RENAUD D’AVÈNE DES MÉLOIZES, NICOLAS, army officer and seigneur; b. 22 Nov. 1729 at Quebec, son of Nicolas-Marie Renaud* d’Avène Des Méloizes, officer in the colonial regular troops, and Angélique Chartier de Lotbinière; m. 5 Jan. 1767 Agathe-Louise de Fresnoy, and they had three children; d. 30 Aug. 1803 in Blois, France.
Like many an officer’s son Nicolas Renaud d’Avène Des Méloizes began serving in the colonial regular troops at an early age, becoming a cadet on 1 Jan. 1741. He participated in the Acadian campaign of 1746–47 [see Jean-Baptiste-Nicolas-Roch de Ramezay*] and was commissioned second ensign on 15 Feb. 1748, then ensign on 1 April 1753. From 1753 to 1755 he served in the operations in the Ohio valley [see Ange Duquesne* de Menneville] and distinguished himself sufficiently to reach the rank of lieutenant on 1 May 1757.
In February and March 1758 Des Méloizes, acting as attorney for his brother-in-law Michel-Jean-Hugues Péan*, attended to hiring a dozen voyageurs for the poste du Nord in the pays d’en haut. That same year he took part in the battle at Carillon (near Ticonderoga, N.Y.), and on 1 Jan. 1759 he was promoted captain and adjutant of the garrison at Quebec. Governor Vaudreuil [Pierre de Rigaud*] had recommended him warmly, and the king’s order declared: “This officer is a master of all the details connected with the adjutant’s duties. He has carried them out with all possible intelligence and dispatch in all the recent campaigns, and he is capable of assisting the adjutant general.”

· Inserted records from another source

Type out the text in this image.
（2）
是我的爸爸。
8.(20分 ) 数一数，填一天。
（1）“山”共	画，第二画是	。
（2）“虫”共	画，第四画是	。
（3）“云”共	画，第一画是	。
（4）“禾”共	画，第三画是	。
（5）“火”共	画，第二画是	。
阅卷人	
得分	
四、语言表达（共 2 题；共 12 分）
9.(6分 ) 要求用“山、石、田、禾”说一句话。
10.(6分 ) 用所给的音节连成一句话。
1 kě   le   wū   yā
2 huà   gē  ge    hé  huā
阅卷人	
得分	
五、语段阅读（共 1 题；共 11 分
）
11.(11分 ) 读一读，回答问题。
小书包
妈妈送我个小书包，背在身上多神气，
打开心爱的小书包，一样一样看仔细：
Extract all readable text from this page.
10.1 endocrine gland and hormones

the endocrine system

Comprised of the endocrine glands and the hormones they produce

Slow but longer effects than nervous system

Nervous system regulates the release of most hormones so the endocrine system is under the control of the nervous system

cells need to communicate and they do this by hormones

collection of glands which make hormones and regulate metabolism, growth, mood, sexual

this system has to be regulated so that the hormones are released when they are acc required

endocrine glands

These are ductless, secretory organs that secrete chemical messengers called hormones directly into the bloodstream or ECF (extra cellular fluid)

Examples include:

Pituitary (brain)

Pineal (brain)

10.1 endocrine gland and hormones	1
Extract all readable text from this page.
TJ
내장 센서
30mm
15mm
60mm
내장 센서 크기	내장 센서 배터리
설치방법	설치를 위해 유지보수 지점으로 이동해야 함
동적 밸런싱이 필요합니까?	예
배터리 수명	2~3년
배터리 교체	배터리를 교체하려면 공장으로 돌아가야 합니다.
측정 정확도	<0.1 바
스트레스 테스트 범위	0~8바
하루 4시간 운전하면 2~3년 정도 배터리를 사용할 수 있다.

Des Méloizes distinguished himself again in the battle of Sainte-Foy on 28 April 1760 [see François de Lévis*], performing “prodigious acts of valour,” according to Vaudreuil; his brother Louis-François was killed close by him. Seriously wounded in the thigh by a shell fragment on 13 May, he remained in the Hôpital Général of Quebec, since the surgeon refused to evacuate him. On the strength of the agreement for the exchange of prisoners James Murray* promised that he would be allowed to rejoin the French army as soon as he had recovered, but changed his mind and decided to send him on parole to France. Des Méloizes arrived in La Rochelle early in December 1760 and received the cross of Saint-Louis on 24 March 1761. For a short time he was suspected of complicity in Intendant Bigot*’s malfeasance, but no evidence could be brought against him. On 8 May 1764, therefore, he received a warrant for a pension of 800 livres. Although Des Méloizes had, it seems, always been considered “an outstanding officer because of his courage and talents,” he then quit the service for good.
In November of that year Des Méloizes was at Quebec. He saw to the managing of the seigneury of Neuville, which he had inherited from his father. He made land grants and bought and sold farms. In September 1765 he turned over his seigneury to Joseph Brassard* Deschenaux for 40,000 livres. Then he returned to France. In 1787 he represented the nobility of the bailliage of Senlis at the provincial assembly of Île-de-France.
AD, Loir-et-Cher (Blois), État civil, Blois, 30 août 1803. AN, Col., C11A, 104, 105; D2C, 48: f.349; E, 126 (dossier Renaud d’Avène Des Méloizes). ANQ-Q, CE1-1, 22 nov. 1729; CN1-250, 11, 15, 21, 23, 24 févr., 1er, 8, 9, 14 mars 1758; 28 nov., 2, 8, 20 déc. 1764; 23–25 janv., 4, 26, 30 juill., 1er août 1765. Bibliothèque nationale (Paris), mss, Fr., Chérin 170. Nicolas Renaud d’Avène Des Méloizes, “Journal militaire tenu par Nicolas Renaud d’Avène Des Méloizes, cher, seigneur de Neuville, au Canada du 19 juillet 1756 au 30 octobre de la même année,” ANQ Rapport, 1928–29: 4–86. P.-G. Roy, Inv. concessions, 2: 27; “La famille Renaud d’Avène Des Méloizes,” BRH, 13 (1907): 161–81, 193–209.